Privileged Documents
 

Relator’s counsel should not disclose the defendant’s privileged documents to the government attorneys. If that is done without warning, the government attorney assigned to the case may be “tainted” and the case will likely have to be reassigned, thus slowing the process and breaching a relationship of trust. Counsel should expect that the government attorneys will evaluate the case without consideration of privileged matter, at least early in the process. It might be that the privilege was waived by the crime-fraud exception or on some other basis, but in most cases, the government will likely not come to that conclusion until there is an opportunity for the defendant, who owns the privilege, to state its position.


Considerations for Tax Cases
 

New York’s False Claims Act, unlike most other False Claims Acts, allows whistleblower claims concerning tax violations.10 Typically, these cases allege that a defendant submitted knowingly false tax returns and underpaid personal income, corporate income, sales, excise or other taxes.

Tax cases raise some special issues. One is that there are dollar thresholds requiring that (a) the defendant had net income or sales of more than $1 million for any tax year at issue, and (b) the damages, as plead, exceed $350,000.11 The purpose of these thresholds was to focus these cases on bigger-ticket frauds. Generally, cases at or near these threshold amounts are unlikely to be attractive to the government unless they are coupled with other factors, such as criminal conduct, health and safety issues, or a very clear path to successful resolution. Tax cases also require a focus on New York’s tax secrecy laws, which will prevent the government attorneys from disclosing to relator’s counsel facts arising out of a defendant’s tax filings,12 and thus may allow for less communication between government attorneys and relator’s counsel than in other types of cases.
 

Relator’s Counsel

First impressions matter even in the qui tam world, and relator’s counsel are well advised to do the up-front work to present their cases well to the government. The government lawyers will want the benefit of counsel’s critical thinking and efforts at streamlining claims with a view toward a future trial. So armed, they can move more quickly to an intervention decision. Even if the government declines, the relator will benefit from moving forward without unnecessary delay and with a solid framework for pursuing the case.


Endnotes:
 

1. For example, a whistleblower recently won a $175 million jury verdict in a declined case about the sale of highway barriers. See Danielle Ivory and Aaron Kessler, “Guardrail Maker Trinity Industries Liable for Fraud in Texas,” New York Times, Oct. 20, 2014.

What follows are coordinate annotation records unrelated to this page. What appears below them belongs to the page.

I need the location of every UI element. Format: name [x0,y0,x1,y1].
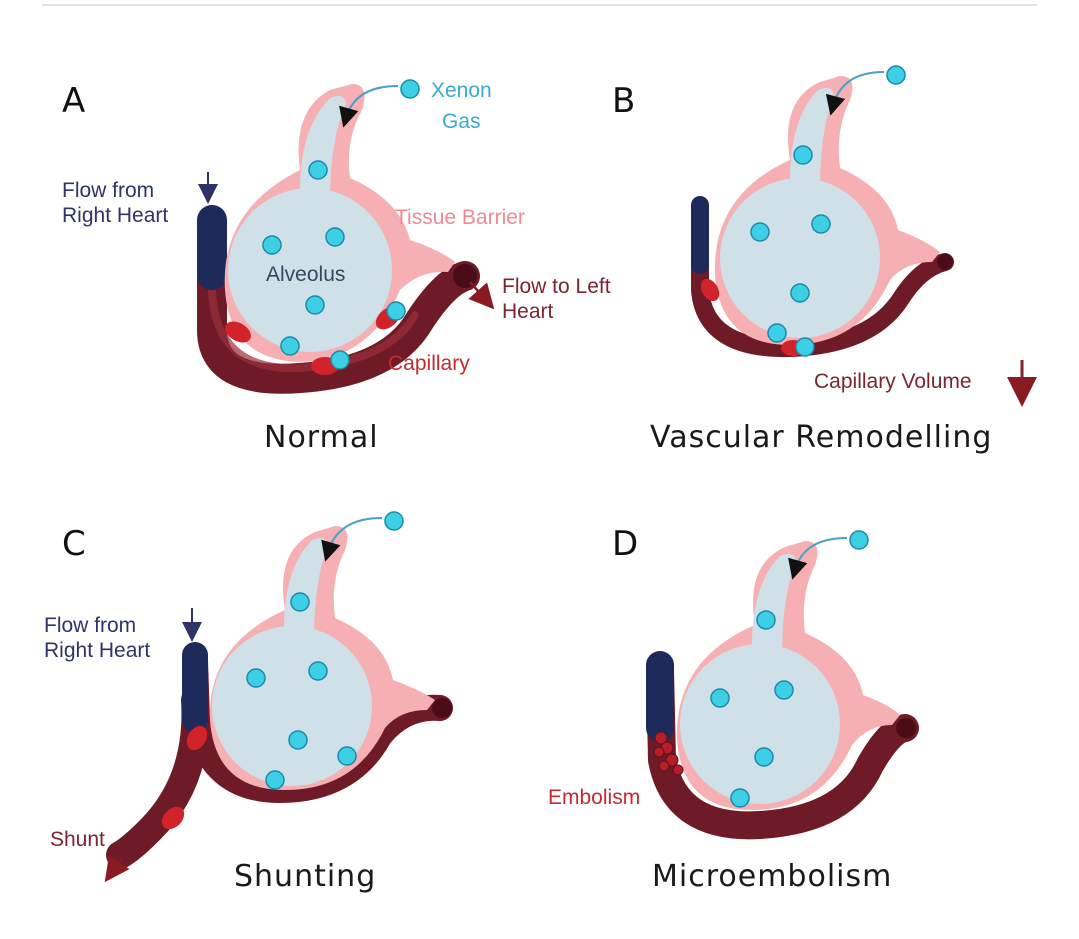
panel-c-alveolus [212,626,372,786]
panel-a-flow-out-arrow [468,281,495,310]
panel-c-rbc [161,806,185,830]
panel-b: B Capillary Volume Vascular Remodelling [612,65,1037,455]
panel-d-xenon-atom [730,788,750,808]
panel-a-xenon-atom [280,336,300,356]
panel-c-rbc [186,725,208,751]
panel-d-caption: Microembolism [652,859,892,894]
panel-a-xenon-atom [330,350,350,370]
panel-c-capillary-end [432,698,452,718]
panel-c-xenon-atom [337,746,357,766]
panel-a-xenon-label-2: Gas [442,110,481,133]
panel-d-letter: D [612,524,638,564]
panel-b-rbc [700,278,720,302]
panel-a-xenon-arrow [339,85,399,128]
panel-c-shunt-label: Shunt [50,828,105,851]
panel-c-letter: C [62,524,86,564]
panel-a-tissue-barrier-label: Tissue Barrier [395,206,525,229]
panel-c-flow-from-label-2: Right Heart [44,639,150,662]
panel-a-xenon-atom [325,227,345,247]
panel-c-airway [283,538,328,640]
panel-a-xenon-atom [386,301,406,321]
panel-d-capillary-end [896,718,916,738]
panel-b-caption: Vascular Remodelling [650,420,992,455]
top-divider-line [42,4,1037,6]
panel-d-alveolus [680,644,840,804]
panel-a-letter: A [62,81,85,121]
panel-b-xenon-atom [790,283,810,303]
panel-d-xenon-arrow [788,537,848,580]
panel-a-flow-from-label-1: Flow from [62,179,154,202]
panel-d-embolism-cluster [653,731,684,776]
panel-b-letter: B [612,81,635,121]
panel-c-caption: Shunting [234,859,376,894]
panel-a-rbc [225,321,251,343]
panel-b-xenon-atom [795,337,815,357]
panel-d-xenon-atom [754,747,774,767]
panel-b-alveolus [720,178,880,338]
panel-b-capillary [691,201,954,358]
panel-d-airway [751,554,796,656]
panel-b-xenon-arrow [825,71,885,116]
panel-c-xenon-atom [308,661,328,681]
panel-b-capillary-end [937,254,953,270]
panel-d-xenon-atom [774,680,794,700]
panel-d: D Embolism Microembolism [548,524,919,894]
panel-a-xenon-atom [305,295,325,315]
panel-b-xenon-atom [811,214,831,234]
panel-a-capillary-label: Capillary [388,352,470,375]
panel-b-xenon-atom [767,323,787,343]
panel-d-capillary [646,656,919,840]
panel-a: A Xenon Gas Flow from Right Heart Tissue… [62,79,611,455]
panel-c-xenon-atom [246,668,266,688]
panel-a-xenon-atom [400,79,420,99]
panel-c-xenon-atom [290,592,310,612]
panel-c-flow-from-label-1: Flow from [44,614,136,637]
panel-b-xenon-atom [750,222,770,242]
panel-c-xenon-atom [384,511,404,531]
panel-c-xenon-atom [265,770,285,790]
panel-b-xenon-atom [793,145,813,165]
panel-a-flow-from-label-2: Right Heart [62,204,168,227]
panel-a-xenon-atom [262,235,282,255]
panel-d-xenon-atom [849,530,869,550]
panel-a-capillary-highlight [208,286,419,373]
panel-a-xenon-atom [308,160,328,180]
panel-d-xenon-atom [710,688,730,708]
panel-a-xenon-label-1: Xenon [431,79,492,102]
panel-a-capillary [197,210,480,394]
panel-a-alveolus [228,188,392,352]
panel-c-shunt-arrow [104,854,130,883]
panel-d-embolism-label: Embolism [548,786,640,809]
panel-a-caption: Normal [264,420,379,455]
panel-b-xenon-atom [886,65,906,85]
panel-c: C Flow from Right Heart Shunt Shunting [44,511,453,894]
panel-d-xenon-atom [756,610,776,630]
panel-a-alveolus-label: Alveolus [266,263,345,286]
panel-c-xenon-atom [288,730,308,750]
panel-c-xenon-arrow [321,517,383,562]
panel-b-capillary-volume-label: Capillary Volume [814,370,972,393]
panel-a-flow-to-label-2: Heart [502,300,554,323]
panel-a-flow-to-label-1: Flow to Left [502,275,611,298]
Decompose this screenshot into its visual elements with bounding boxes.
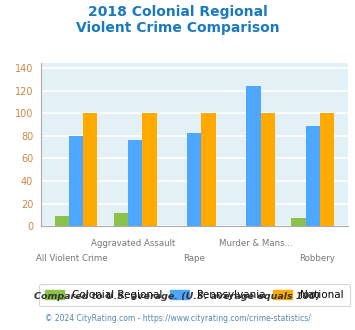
Bar	[69, 136, 83, 226]
Text: 2018 Colonial Regional: 2018 Colonial Regional	[88, 5, 267, 19]
Bar	[83, 114, 97, 226]
Text: Compared to U.S. average. (U.S. average equals 100): Compared to U.S. average. (U.S. average …	[34, 292, 321, 301]
Bar	[128, 141, 142, 226]
Bar	[201, 114, 215, 226]
Bar	[320, 114, 334, 226]
Text: All Violent Crime: All Violent Crime	[36, 254, 107, 263]
Bar	[55, 216, 69, 226]
Bar	[261, 114, 275, 226]
Legend: Colonial Regional, Pennsylvania, National: Colonial Regional, Pennsylvania, Nationa…	[39, 283, 350, 306]
Text: Rape: Rape	[184, 254, 205, 263]
Text: Murder & Mans...: Murder & Mans...	[219, 239, 293, 248]
Bar	[114, 213, 128, 226]
Text: © 2024 CityRating.com - https://www.cityrating.com/crime-statistics/: © 2024 CityRating.com - https://www.city…	[45, 314, 310, 323]
Bar	[291, 218, 306, 226]
Bar	[187, 133, 201, 226]
Bar	[246, 86, 261, 226]
Bar	[306, 126, 320, 226]
Bar	[142, 114, 157, 226]
Text: Violent Crime Comparison: Violent Crime Comparison	[76, 21, 279, 35]
Text: Robbery: Robbery	[299, 254, 335, 263]
Text: Aggravated Assault: Aggravated Assault	[91, 239, 175, 248]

2. 31 U.S.C. Sections 3729-3733.

3. According to Department of Justice Statistics, the federal government recovered $27.2 billion from False Claims Act whistleblower actions between Oct. 1, 1987, and Sept. 30, 2013. See Department of Justice statistical survey at http://www.justice.gov/civil/docs_forms/C-FRAUDS_FCA_Statistics.pdf.

4. If the government intervenes in the case, the whistleblower receives a share of between 15 percent and 25 percent of the recovery. If the government declines, the share is between 25 percent and 30 percent. 31 U.S.C. Section 3730(d)(1).

5. E.g., New York enacted its False Claims Act in 2007. See N.Y. State Finance Law Section 187, et seq.

6. See 26 U.S.C. Section 7623 (2006) (IRS whistleblower program); 15 U.S.C. Section 78u-6 (2010) (SEC whistleblower program as part of the Dodd-Frank Act, P.L. 111-203); 7 U.S.C. Section 26 (2010) (CFTC whistleblower program, also as part of Dodd-Frank).

7. Under the federal False Claims Act, 9,244 qui tam actions were commenced between 1987
and 2013, compared to 4,522 started by the government. See Department of Justice Statistical Survey, supra.

8. 31 U.S.C. Section 3730(b)(2).

9. 31 U.S.C. Section 3730(c)(3).

10. See N.Y. State Fin. Law Section 189(4)(a). See also 740 Ill. Comp. Stat. 175/2 (excluding only income tax claims but not other tax-related claims under the Illinois False Claims Act).

11. N.Y. State Fin. Law Section 189(4)(a).

12. See, e.g., N.Y. Tax Law Section 697(e) (concerning personal income taxes).